When Salad Was Manly

Esquire, 1940: “Salads are really the man’s department... Only a man can make a perfect salad.”
Esquire Classic

The differences between “women’s tastes” and “men’s tastes” are long entrenched in American cultural history. As the stereotype goes, meat is manly and women love salad.

Or is it that simple? A look back at the food writing directed at men in the period following the Second World War reveals a different relationship between men and salad. In this era, making and eating a salad wasn’t frilly and feminine, but was actually one of the most masculine things a man could do.

In a 1940 installment of his long-running Esquire cooking column “Man the Kitchenette,” Iles Brody writes: “salads are really the man’s department… Only a man can make a perfect salad,” which was “never sweet and fussy like a woman’s.” Given the right context, self-confidence, and ingredients, a man could transcend the girly boundaries of vegetables, reasserting his dominance in the kitchen and in his relationship to women. A growing body of instructional literature aimed to teach him how to do it.

The era of the manly salad was one of deep anxiety regarding gender roles and labor in American cultural life. In November 1958, Arthur Schlesinger, Jr., wrote a feature for Esquire about the “crisis of American masculinity” facing the nation. When it came to home life, he wrote, “the American man is found as never before as a substitute for wife and mother… The American woman meanwhile takes over more and more of the big decisions, controlling them indirectly when she cannot do so directly.” Esquire was a prime example (along with Playboy, which was launched in 1953) of media that promised to help men through the crisis and teach them how to regain their supposedly lost manhood.

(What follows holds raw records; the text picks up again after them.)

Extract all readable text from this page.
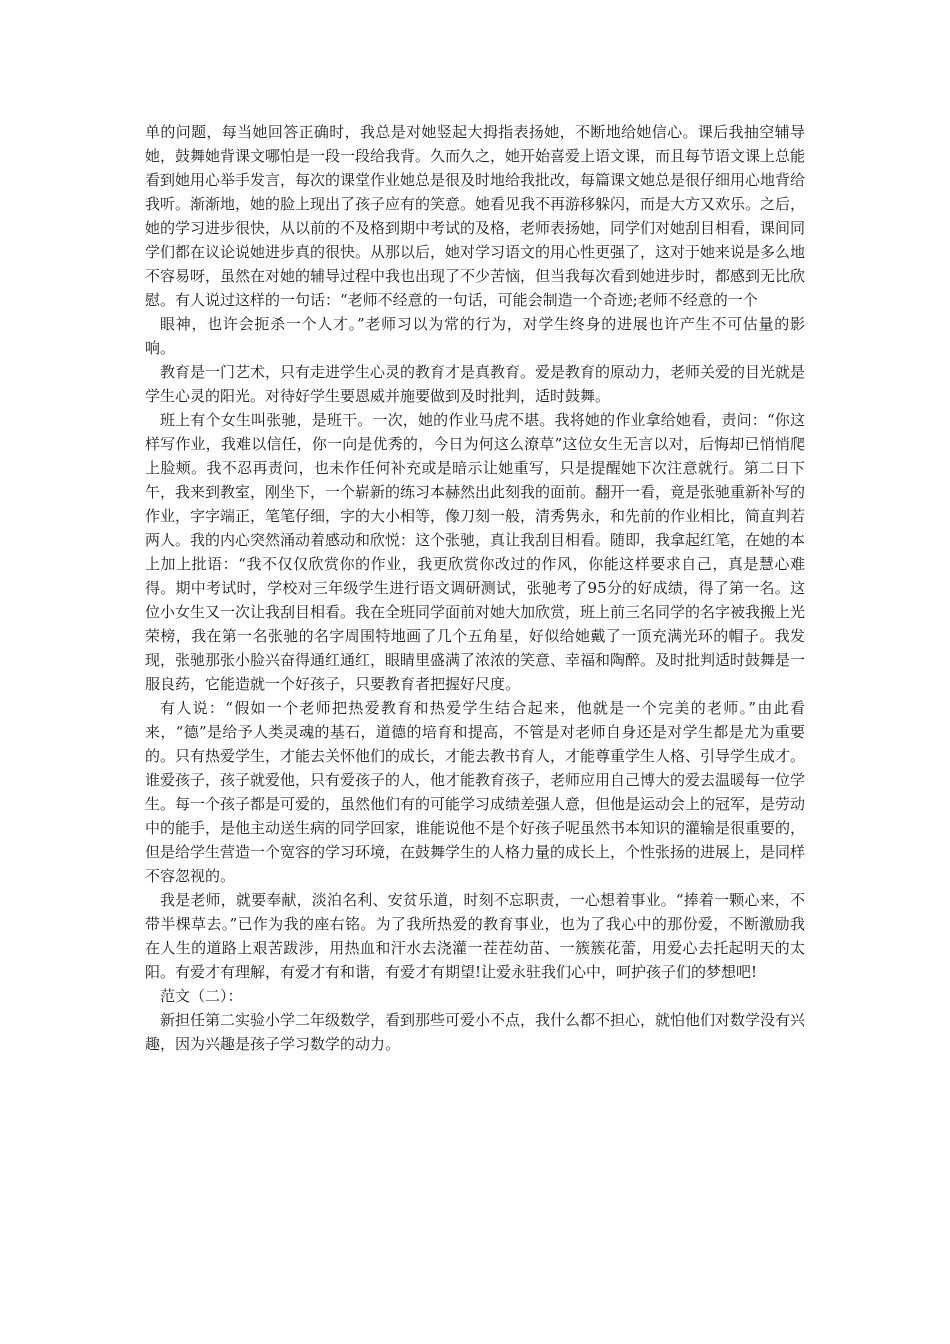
单的问题，每当她回答正确时，我总是对她竖起大拇指表扬她，不断地给她信心。课后我抽空辅导她，鼓舞她背课文哪怕是一段一段给我背。久而久之，她开始喜爱上语文课，而且每节语文课上总能看到她用心举手发言，每次的课堂作业她总是很及时地给我批改，每篇课文她总是很仔细用心地背给我听。渐渐地，她的脸上现出了孩子应有的笑意。她看见我不再游移躲闪，而是大方又欢乐。之后，她的学习进步很快，从以前的不及格到期中考试的及格，老师表扬她，同学们对她刮目相看，课间同学们都在议论说她进步真的很快。从那以后，她对学习语文的用心性更强了，这对于她来说是多么地不容易呀，虽然在对她的辅导过程中我也出现了不少苦恼，但当我每次看到她进步时，都感到无比欣慰。有人说过这样的一句话：“老师不经意的一句话，可能会制造一个奇迹;老师不经意的一个

眼神，也许会扼杀一个人才。”老师习以为常的行为，对学生终身的进展也许产生不可估量的影响。

教育是一门艺术，只有走进学生心灵的教育才是真教育。爱是教育的原动力，老师关爱的目光就是学生心灵的阳光。对待好学生要恩威并施要做到及时批判，适时鼓舞。

班上有个女生叫张驰，是班干。一次，她的作业马虎不堪。我将她的作业拿给她看，责问：“你这样写作业，我难以信任，你一向是优秀的，今日为何这么潦草”这位女生无言以对，后悔却已悄悄爬上脸颊。我不忍再责问，也未作任何补充或是暗示让她重写，只是提醒她下次注意就行。第二日下午，我来到教室，刚坐下，一个崭新的练习本赫然出此刻我的面前。翻开一看，竟是张驰重新补写的作业，字字端正，笔笔仔细，字的大小相等，像刀刻一般，清秀隽永，和先前的作业相比，简直判若两人。我的内心突然涌动着感动和欣悦：这个张驰，真让我刮目相看。随即，我拿起红笔，在她的本上加上批语：“我不仅仅欣赏你的作业，我更欣赏你改过的作风，你能这样要求自己，真是慧心难得。期中考试时，学校对三年级学生进行语文调研测试，张驰考了95分的好成绩，得了第一名。这位小女生又一次让我刮目相看。我在全班同学面前对她大加欣赏，班上前三名同学的名字被我搬上光荣榜，我在第一名张驰的名字周围特地画了几个五角星，好似给她戴了一顶充满光环的帽子。我发现，张驰那张小脸兴奋得通红通红，眼睛里盛满了浓浓的笑意、幸福和陶醉。及时批判适时鼓舞是一服良药，它能造就一个好孩子，只要教育者把握好尺度。

有人说：“假如一个老师把热爱教育和热爱学生结合起来，他就是一个完美的老师。”由此看来，“德”是给予人类灵魂的基石，道德的培育和提高，不管是对老师自身还是对学生都是尤为重要的。只有热爱学生，才能去关怀他们的成长，才能去教书育人，才能尊重学生人格、引导学生成才。谁爱孩子，孩子就爱他，只有爱孩子的人，他才能教育孩子，老师应用自己博大的爱去温暖每一位学生。每一个孩子都是可爱的，虽然他们有的可能学习成绩差强人意，但他是运动会上的冠军，是劳动中的能手，是他主动送生病的同学回家，谁能说他不是个好孩子呢虽然书本知识的灌输是很重要的，但是给学生营造一个宽容的学习环境，在鼓舞学生的人格力量的成长上，个性张扬的进展上，是同样不容忽视的。

我是老师，就要奉献，淡泊名利、安贫乐道，时刻不忘职责，一心想着事业。“捧着一颗心来，不带半棵草去。”已作为我的座右铭。为了我所热爱的教育事业，也为了我心中的那份爱，不断激励我在人生的道路上艰苦跋涉，用热血和汗水去浇灌一茬茬幼苗、一簇簇花蕾，用爱心去托起明天的太阳。有爱才有理解，有爱才有和谐，有爱才有期望!让爱永驻我们心中，呵护孩子们的梦想吧!

范文（二）：

新担任第二实验小学二年级数学，看到那些可爱小不点，我什么都不担心，就怕他们对数学没有兴趣，因为兴趣是孩子学习数学的动力。
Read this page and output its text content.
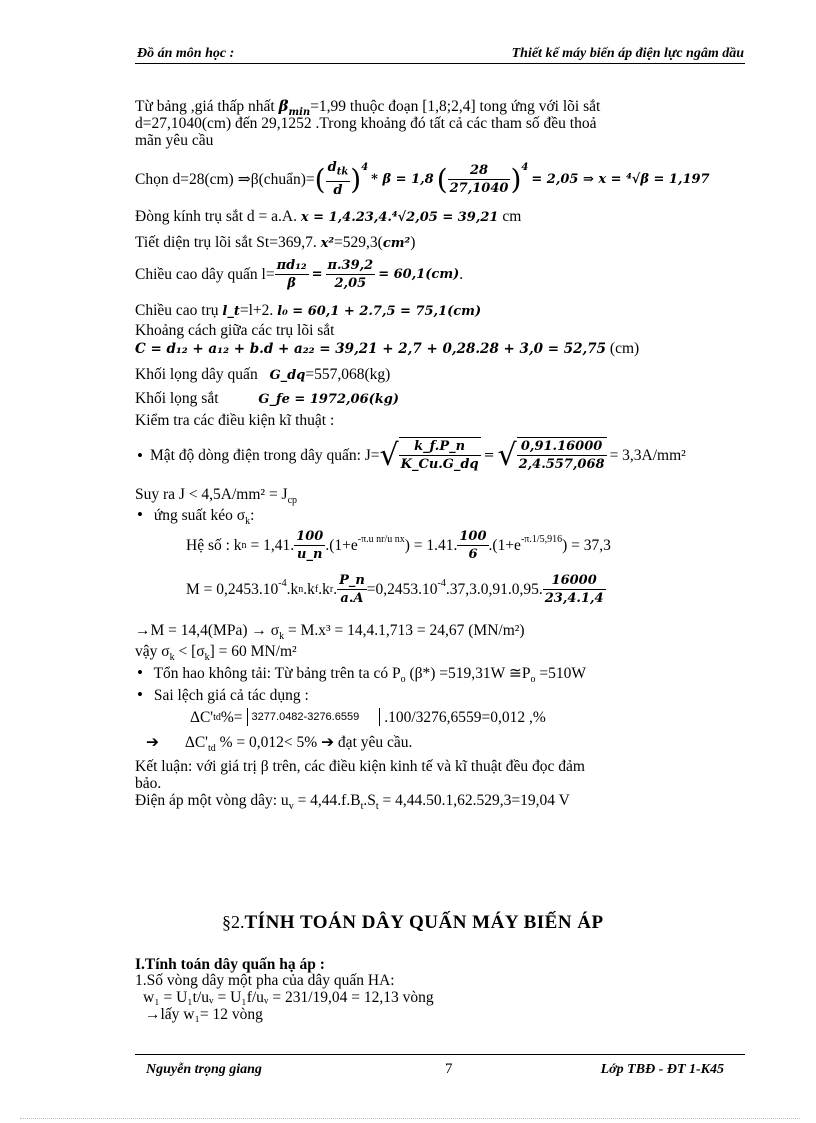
Đồ án môn học :	Thiết kế máy biến áp điện lực ngâm dầu
Từ bảng ,giá thấp nhất $\beta_{min}=1,99$ thuộc đoạn [1,8;2,4] tong ứng với lõi sắt
d=27,1040(cm) đến 29,1252 .Trong khoảng đó tất cả các tham số đều thoả
mãn yêu cầu
Chọn d=28(cm) ⇒β(chuẩn)= ( $\frac{d_{tk}}{d} )^4$
* β = 1,8 ( $\frac{28}{27,1040} )^4$
= 2,05 ⇒ x = ⁴√β = 1,197
Đòng kính trụ sắt d = a.A. x = 1,4.23,4.⁴√2,05 = 39,21 cm
Tiết diện trụ lõi sắt St=369,7. x²=529,3(cm²)
Chiều cao dây quấn $l= \frac{\text{πd₁₂}}{\beta} = \frac{\pi.39,2}{2,05} = 60,1(cm)$ .
Chiều cao trụ l_t=l+2. l₀ = 60,1 + 2.7,5 = 75,1(cm)
Khoảng cách giữa các trụ lõi sắt
C = d₁₂ + a₁₂ + b.d + a₂₂ = 39,21 + 2,7 + 0,28.28 + 3,0 = 52,75 (cm)
Khối lọng dây quấn G_dq=557,068(kg)
Khối lọng sắt	G_fe = 1972,06(kg)
Kiểm tra các điều kiện kĩ thuật :
• Mật độ dòng điện trong dây quấn: J= √ $\frac{k\_f.P\_n}{K\_Cu.G\_dq}$ = √ $\frac{0,91.16000}{2,4.557,068} = 3,3A/mm^2$
Suy ra $J < 4,5A/mm^2 = J_{cp}$
• ứng suất kéo $\sigma_k$:
Hệ số : k n = 1,41. $\frac{100}{u\_n} .(1+e^{-\pi.u nr/u nx}$ ) = 1.41. $\frac{100}{6} .(1+e^{-\pi.1/5,916}$ ) = 37,3
$M = 0,2453.10^{-4}$ .k n .k f .k r . $\frac{P\_n}{a.A} =0,2453.10^{-4}$ .37,3.0,91.0,95. $\frac{16000}{23,4.1,4}$
$\to M = 14,4(MPa) \to \sigma_k = M.x^3 = 14,4.1,713 = 24,67$ (MN/m²)
vậy $\sigma_k < [\sigma_k] = 60$ MN/m²
• Tổn hao không tải: Từ bảng trên ta có $P_o$ (β*) =519,31W $≅P_o =510W$
• Sai lệch giá cả tác dụng :
ΔC' td %= 3277.0482-3276.6559	.100/3276,6559=0,012 ,%
➔ $\Delta C'_{td}$ % = 0,012< 5% ➔ đạt yêu cầu.
Kết luận: với giá trị β trên, các điều kiện kinh tế và kĩ thuật đều đọc đảm
bảo.
Điện áp một vòng dây: $u_v = 4,44.f.B_t.S_t = 4,44.50.1,62.529,3=19,04$ V
§2.TÍNH TOÁN DÂY QUẤN MÁY BIẾN ÁP
I.Tính toán dây quấn hạ áp :
1.Số vòng dây một pha của dây quấn HA:
w₁ = U₁t/uᵥ = U₁f/uᵥ = 231/19,04 = 12,13 vòng
→lấy w₁= 12 vòng
Nguyễn trọng giang	7	Lớp TBĐ - ĐT 1-K45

The magazines included guides for dressing, grooming, dating, and—notably—cooking. Celebrity chefs, cookbook authors, and columnists instructed readers on the specific (and chauvinistic) traits of a freewheeling bachelor in the kitchen, creating a full portrait of escapism from the drudgery of breadwinning and nagging from the “little women” in men’s lives. Playboy and Esquire, the Americanist Katharina Vester writes in her 2015 book A Taste of Power, “showed that many of the tasks that were traditionally connoted with women’s authority and labor, such as cooking, could be easily taken over by men (who, if they set their minds to it, would also do a much better job).”